Jakarta, 9 Oktober 2025 – Pembangunan ekosistem investasi yang kuat dengan konektivitas multisektor menjadi fokus utama KAI Daop 4 Semarang dalam mendukung pertumbuhan ekonomi wilayah utara Jawa Tengah. Melalui pengelolaan jaringan perkeretaapian sepanjang 677 kilometer dan optimalisasi aset strategis, KAI Daop 4 berkomitmen menciptakan lingkungan yang kondusif bagi investasi dan aktivitas ekonomi. Jaringan yang menghubungkan Tegal, Batang, Pekalongan, Semarang, Grobogan, hingga Blora menjadi koridor vital bagi logistik, industri, dan pariwisata di jalur utara Pulau Jawa.
Data operasional periode Januari hingga September 2025 menunjukkan pencapaian yang sangat positif. Volume penumpang total mencapai 9.364.253 penumpang untuk keberangkatan dan kedatangan, sementara volume angkutan barang mencapai 85.767 ton. Tingkat ketepatan waktu keberangkatan kereta mencatat angka yang sangat memuaskan, yaitu 99,06 persen untuk angkutan penumpang dan 99,1 persen untuk angkutan barang. Capaian ini mencerminkan keandalan layanan transportasi dalam mendukung mobilitas masyarakat dan aktivitas pelaku usaha di berbagai sektor ekonomi.
Manager Humas KAI Daop 4 Semarang Franoto Wibowo menyampaikan bahwa pembangunan ekosistem investasi dilakukan melalui pendekatan multisektor yang melibatkan berbagai pemangku kepentingan. “Kami berkomitmen agar seluruh aset KAI dapat memberikan manfaat ekonomi dan sosial bagi daerah. Optimalisasi aset kami arahkan untuk mendorong tumbuhnya kegiatan usaha baru di sekitar stasiun dan jalur KA,” jelasnya. KAI Daop 4 mengelola aset tanah seluas 23.978.688 meter persegi, rumah perusahaan sebanyak 767 unit, dan bangunan dinas sebanyak 83 unit yang dioptimalkan dengan memperhatikan keseimbangan aspek komersial, sosial, dan lingkungan.

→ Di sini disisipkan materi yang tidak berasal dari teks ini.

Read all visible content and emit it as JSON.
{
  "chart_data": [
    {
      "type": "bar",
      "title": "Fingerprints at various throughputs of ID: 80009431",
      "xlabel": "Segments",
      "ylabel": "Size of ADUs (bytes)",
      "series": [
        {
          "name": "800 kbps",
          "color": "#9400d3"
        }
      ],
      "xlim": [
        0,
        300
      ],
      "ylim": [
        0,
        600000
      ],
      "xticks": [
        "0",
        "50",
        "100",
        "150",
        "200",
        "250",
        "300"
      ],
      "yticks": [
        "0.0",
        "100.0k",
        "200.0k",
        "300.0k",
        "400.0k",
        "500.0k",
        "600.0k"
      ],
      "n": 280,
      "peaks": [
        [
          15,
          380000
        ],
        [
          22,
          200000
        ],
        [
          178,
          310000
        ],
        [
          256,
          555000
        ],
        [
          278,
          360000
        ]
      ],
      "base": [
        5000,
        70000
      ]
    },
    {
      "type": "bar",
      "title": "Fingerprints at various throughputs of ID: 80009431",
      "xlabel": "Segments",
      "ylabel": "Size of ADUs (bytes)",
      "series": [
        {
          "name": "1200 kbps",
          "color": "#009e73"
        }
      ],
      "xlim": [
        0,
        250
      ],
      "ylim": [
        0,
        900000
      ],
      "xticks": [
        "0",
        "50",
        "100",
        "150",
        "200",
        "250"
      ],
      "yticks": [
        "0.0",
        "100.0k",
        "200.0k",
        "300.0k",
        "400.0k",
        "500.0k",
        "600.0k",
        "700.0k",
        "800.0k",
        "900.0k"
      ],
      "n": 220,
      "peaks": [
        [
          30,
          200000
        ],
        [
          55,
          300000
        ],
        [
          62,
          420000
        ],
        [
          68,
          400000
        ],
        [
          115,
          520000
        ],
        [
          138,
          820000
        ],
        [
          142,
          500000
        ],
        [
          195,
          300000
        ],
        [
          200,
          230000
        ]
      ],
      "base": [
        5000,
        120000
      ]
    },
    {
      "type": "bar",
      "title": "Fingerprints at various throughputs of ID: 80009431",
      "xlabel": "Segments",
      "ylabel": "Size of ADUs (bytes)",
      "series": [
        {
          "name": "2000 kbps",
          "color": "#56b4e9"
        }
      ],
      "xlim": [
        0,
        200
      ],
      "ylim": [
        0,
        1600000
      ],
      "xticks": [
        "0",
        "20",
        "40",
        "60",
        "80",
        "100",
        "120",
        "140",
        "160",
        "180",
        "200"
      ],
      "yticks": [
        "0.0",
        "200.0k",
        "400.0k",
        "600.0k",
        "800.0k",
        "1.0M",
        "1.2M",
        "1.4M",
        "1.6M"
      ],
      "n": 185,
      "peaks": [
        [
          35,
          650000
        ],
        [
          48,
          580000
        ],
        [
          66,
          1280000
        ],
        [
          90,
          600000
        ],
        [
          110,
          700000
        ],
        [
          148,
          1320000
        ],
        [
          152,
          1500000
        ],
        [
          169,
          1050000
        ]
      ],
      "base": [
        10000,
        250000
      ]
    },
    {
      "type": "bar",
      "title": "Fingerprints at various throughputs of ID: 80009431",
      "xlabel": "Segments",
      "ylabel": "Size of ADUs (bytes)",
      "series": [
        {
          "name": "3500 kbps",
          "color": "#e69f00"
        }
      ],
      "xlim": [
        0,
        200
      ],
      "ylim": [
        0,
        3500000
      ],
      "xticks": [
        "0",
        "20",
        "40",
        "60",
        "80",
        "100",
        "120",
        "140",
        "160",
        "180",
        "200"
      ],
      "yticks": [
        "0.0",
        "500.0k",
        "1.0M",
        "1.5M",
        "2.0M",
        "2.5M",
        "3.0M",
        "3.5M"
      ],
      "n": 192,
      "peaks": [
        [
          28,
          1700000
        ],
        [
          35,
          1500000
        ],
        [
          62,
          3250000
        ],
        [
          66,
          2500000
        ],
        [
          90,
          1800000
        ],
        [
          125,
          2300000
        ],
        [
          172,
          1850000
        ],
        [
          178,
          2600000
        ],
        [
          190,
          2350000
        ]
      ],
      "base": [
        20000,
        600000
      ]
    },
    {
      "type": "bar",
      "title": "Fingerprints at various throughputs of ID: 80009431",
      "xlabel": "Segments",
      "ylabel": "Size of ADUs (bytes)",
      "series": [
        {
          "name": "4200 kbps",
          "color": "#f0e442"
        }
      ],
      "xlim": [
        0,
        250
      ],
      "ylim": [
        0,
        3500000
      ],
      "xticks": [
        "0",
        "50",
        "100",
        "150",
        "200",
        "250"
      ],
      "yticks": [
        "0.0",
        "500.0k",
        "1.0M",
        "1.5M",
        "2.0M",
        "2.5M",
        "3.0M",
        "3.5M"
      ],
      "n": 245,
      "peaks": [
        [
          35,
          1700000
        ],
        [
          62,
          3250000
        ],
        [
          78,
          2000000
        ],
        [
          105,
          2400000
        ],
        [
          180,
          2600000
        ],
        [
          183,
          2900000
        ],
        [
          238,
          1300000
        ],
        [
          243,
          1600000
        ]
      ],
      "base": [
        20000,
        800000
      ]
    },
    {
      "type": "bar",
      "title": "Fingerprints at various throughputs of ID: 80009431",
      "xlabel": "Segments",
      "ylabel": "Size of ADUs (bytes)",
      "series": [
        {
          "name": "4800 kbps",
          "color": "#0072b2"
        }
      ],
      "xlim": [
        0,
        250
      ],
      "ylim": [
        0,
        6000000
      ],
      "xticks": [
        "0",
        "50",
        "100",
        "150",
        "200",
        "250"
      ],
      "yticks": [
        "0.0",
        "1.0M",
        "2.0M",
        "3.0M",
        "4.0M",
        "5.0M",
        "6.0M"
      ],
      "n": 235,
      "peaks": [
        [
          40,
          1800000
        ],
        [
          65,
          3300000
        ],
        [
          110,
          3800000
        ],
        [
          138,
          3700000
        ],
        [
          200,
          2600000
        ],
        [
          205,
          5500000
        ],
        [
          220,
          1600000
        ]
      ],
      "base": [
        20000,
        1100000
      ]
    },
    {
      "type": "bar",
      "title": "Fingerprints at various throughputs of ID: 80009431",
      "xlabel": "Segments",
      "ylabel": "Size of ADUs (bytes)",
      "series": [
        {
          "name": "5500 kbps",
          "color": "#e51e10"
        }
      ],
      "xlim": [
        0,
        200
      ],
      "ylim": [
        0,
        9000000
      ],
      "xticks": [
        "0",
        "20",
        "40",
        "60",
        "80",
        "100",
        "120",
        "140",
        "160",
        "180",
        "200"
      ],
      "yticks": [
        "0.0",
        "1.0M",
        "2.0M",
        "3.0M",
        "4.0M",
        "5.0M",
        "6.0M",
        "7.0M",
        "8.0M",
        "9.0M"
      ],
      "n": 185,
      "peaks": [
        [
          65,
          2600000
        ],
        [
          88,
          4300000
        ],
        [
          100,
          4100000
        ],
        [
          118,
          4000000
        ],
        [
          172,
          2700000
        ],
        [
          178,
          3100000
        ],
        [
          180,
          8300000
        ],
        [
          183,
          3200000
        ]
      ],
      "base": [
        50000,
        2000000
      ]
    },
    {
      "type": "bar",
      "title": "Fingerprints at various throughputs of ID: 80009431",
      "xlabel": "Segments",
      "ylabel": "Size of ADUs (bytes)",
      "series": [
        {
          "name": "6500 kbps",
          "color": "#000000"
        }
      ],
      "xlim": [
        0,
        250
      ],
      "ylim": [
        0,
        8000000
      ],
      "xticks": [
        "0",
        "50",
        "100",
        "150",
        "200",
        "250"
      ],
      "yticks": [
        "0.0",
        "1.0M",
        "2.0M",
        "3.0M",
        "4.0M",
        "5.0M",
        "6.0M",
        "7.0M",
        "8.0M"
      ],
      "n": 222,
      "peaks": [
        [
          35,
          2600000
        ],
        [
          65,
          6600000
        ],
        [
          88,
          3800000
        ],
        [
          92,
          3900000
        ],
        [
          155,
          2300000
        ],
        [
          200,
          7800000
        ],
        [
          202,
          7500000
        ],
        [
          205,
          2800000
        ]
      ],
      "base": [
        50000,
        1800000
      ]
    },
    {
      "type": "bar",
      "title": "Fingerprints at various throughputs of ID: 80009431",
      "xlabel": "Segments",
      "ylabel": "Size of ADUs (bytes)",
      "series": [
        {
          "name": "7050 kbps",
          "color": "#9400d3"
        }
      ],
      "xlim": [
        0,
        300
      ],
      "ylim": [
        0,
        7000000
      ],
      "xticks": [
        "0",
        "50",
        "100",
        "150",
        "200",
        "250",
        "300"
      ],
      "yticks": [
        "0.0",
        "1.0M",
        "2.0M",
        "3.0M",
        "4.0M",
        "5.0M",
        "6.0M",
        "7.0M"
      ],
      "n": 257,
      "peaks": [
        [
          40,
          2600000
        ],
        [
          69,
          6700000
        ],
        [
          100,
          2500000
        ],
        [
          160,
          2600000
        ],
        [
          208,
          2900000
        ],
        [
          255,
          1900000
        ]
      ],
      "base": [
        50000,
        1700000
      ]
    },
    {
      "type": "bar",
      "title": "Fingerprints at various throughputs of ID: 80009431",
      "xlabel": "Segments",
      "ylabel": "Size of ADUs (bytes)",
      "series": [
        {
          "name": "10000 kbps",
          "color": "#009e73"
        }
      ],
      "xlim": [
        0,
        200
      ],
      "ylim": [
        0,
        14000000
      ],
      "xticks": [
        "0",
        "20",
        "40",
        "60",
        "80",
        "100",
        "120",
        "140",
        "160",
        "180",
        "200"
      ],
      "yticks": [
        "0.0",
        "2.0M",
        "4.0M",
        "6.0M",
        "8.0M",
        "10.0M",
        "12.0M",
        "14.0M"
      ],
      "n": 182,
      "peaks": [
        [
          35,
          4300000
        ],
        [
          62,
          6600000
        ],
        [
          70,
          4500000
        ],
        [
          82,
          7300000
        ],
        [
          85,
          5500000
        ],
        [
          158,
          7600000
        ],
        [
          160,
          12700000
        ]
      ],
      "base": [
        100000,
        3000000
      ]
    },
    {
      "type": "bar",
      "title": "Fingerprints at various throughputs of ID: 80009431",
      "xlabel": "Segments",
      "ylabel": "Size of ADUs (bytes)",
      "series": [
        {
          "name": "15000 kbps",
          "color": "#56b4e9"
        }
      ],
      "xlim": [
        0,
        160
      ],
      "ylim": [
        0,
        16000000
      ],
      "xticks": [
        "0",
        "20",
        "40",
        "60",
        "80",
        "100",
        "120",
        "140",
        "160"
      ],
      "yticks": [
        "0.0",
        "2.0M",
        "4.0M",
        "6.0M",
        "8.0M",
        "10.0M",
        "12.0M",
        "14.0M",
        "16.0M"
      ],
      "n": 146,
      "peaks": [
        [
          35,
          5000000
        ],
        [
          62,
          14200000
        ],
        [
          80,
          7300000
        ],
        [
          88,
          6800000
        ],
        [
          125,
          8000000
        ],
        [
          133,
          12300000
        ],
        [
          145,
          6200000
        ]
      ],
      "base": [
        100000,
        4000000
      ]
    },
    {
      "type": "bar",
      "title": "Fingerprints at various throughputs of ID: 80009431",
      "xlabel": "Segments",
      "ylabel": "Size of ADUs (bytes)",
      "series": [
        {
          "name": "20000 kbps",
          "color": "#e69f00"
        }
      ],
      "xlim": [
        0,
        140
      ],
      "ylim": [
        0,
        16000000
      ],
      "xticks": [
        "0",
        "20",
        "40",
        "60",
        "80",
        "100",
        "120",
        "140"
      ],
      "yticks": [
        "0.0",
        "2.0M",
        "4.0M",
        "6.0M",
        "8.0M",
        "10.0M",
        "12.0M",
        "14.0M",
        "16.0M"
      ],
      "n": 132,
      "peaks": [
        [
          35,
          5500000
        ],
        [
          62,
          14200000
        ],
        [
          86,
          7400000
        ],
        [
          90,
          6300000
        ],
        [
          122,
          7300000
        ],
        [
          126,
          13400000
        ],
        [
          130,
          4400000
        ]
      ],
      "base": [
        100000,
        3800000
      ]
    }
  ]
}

Kolaborasi dengan pemerintah daerah dan Direktorat Jenderal Perkeretaapian Kementerian Perhubungan terus diperkuat untuk menjaga keandalan infrastruktur dan mendukung pengembangan wilayah berbasis konektivitas. KAI Daop 4 juga turut mengembangkan sektor pariwisata melalui penyediaan akses ke destinasi wisata seperti Kota Lama Semarang, Pantai Sigandu Batang, dan Kawasan Batik Pekalongan. Program Tanggung Jawab Sosial dan Lingkungan yang dilaksanakan mencakup sosial kemasyarakatan, pengembangan usaha mikro kecil menengah, edukasi keselamatan perkeretaapian, dan pelestarian lingkungan sebagai wujud kontribusi terhadap keberlanjutan sosial.